On Nov 1, 2003, at 12:10 PM, Richard Schilling wrote:
Looks like you just need Perl installed at this point.
Downloaded the code and checked it out last night.
Richard Schilling
On 2003.11.01 08:27 John Gage wrote:Fred, My interest is in anesthesia billing. In the first place, I wonder if there is anyone else out there who is interested in anesthesia billing (Gary, if you're listening, are you interested?)? In the second place, anesthesia billing contains some interesting quirks, and I will have to look at your project to see how it interacts. But, finally, were there to be as OS anesthesia billing project, it could easily make extraordinary waves. Really extraordinary. I am running the Mac flavor of BSD on a Mac OSX Panther operating system. Do I need to get a Linux box? John
On Nov 1, 2003, at 1:52 AM, Fred Trotter wrote:
As Tim just pointed out, I have just released the first functional version of FreeB. It works, it may not work well, cleanly or efficiently, but it does work.

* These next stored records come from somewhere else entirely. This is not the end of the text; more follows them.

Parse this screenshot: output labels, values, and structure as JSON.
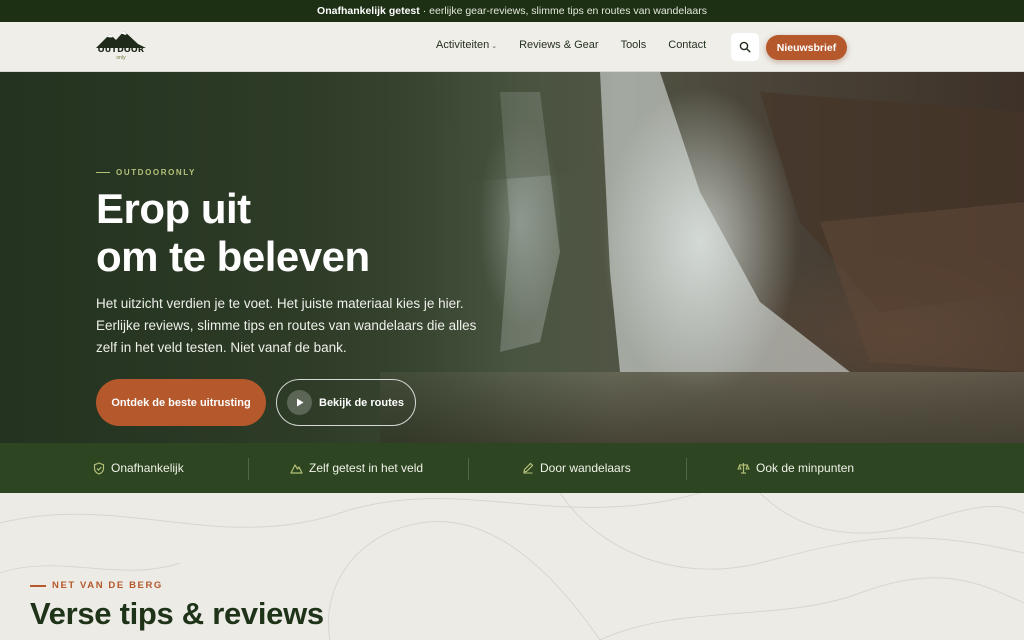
{
  "topbar": {
    "bold": "Onafhankelijk getest",
    "rest": "· eerlijke gear-reviews, slimme tips en routes van wandelaars"
  },
  "nav": {
    "logo_text": "OUTDOOR",
    "logo_sub": "only",
    "links": [
      {
        "label": "Activiteiten",
        "has_dropdown": true
      },
      {
        "label": "Reviews & Gear"
      },
      {
        "label": "Tools"
      },
      {
        "label": "Contact"
      }
    ],
    "search_icon": "search-icon",
    "newsletter_label": "Nieuwsbrief"
  },
  "hero": {
    "eyebrow": "OUTDOORONLY",
    "title_line1": "Erop uit",
    "title_line2": "om te beleven",
    "text": "Het uitzicht verdien je te voet. Het juiste materiaal kies je hier. Eerlijke reviews, slimme tips en routes van wandelaars die alles zelf in het veld testen. Niet vanaf de bank.",
    "cta_primary": "Ontdek de beste uitrusting",
    "cta_secondary": "Bekijk de routes"
  },
  "features": [
    {
      "label": "Onafhankelijk",
      "icon": "shield-check-icon"
    },
    {
      "label": "Zelf getest in het veld",
      "icon": "mountain-icon"
    },
    {
      "label": "Door wandelaars",
      "icon": "pencil-icon"
    },
    {
      "label": "Ook de minpunten",
      "icon": "scale-icon"
    }
  ],
  "section": {
    "eyebrow": "NET VAN DE BERG",
    "title": "Verse tips & reviews"
  },
  "colors": {
    "accent": "#b5582b",
    "dark_green": "#1e3014",
    "feature_green": "#2d4520",
    "eyebrow_green": "#b4c07a"
  }
}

It supports HCFA 1500 paper forms and the current X12 837p electronic
format. It supports moving HCFA files all the way to pdf files... that
will work on any ink or laser jet printer, attached to any computer
with
a pdf viewer.
FreeB sees a single bill event as a list of procedures that need to be
billed. Before now, FreeB was incabable of actually handling an entire
list. It could not procedures in one HCFA claim group needing to be
printed to different payers, now it can. Likewise it could not
dynamically handle multiple payers, insured and patients in a single
X12
claim. Now it can. What these two problems have in common is that FreeB
needed to be able to mirror some of the data structure that is inherent
to medical data in order to accomplish these taskes. Now it does that.
I will be quite frank about what I have released. It probably will not
work completley correctly for your project once you implement to API.
It
is hopelessly ineffcient, querying for the same data over and over in
for a single format.
However it is also; 1. Working and 2. Reasonably well documented
That means that I have made my code hackable. I have fulfilled the requirements to start an opensource project.
http://www.catb.org/~esr/writings/cathedral-bazaar/cathedral-bazaar/ ar01s10.html
Quite simply, there IS NO WAY I can move forward without having the help of the project managers. The data required to really test a billing system fully is so complex that I really need to have a full application giving me live data, instead of the simulation that I have used to develop so far.
I need the help of each and every FOSS medical office or hospital
software project listening. I promise that if you help me now, I will
do
my best to turn this crappy billing system into something that is world
class.
With the community testing, developing, and using this system, I believe it is possible to solve the problem of medical billing for the FOSS medical community.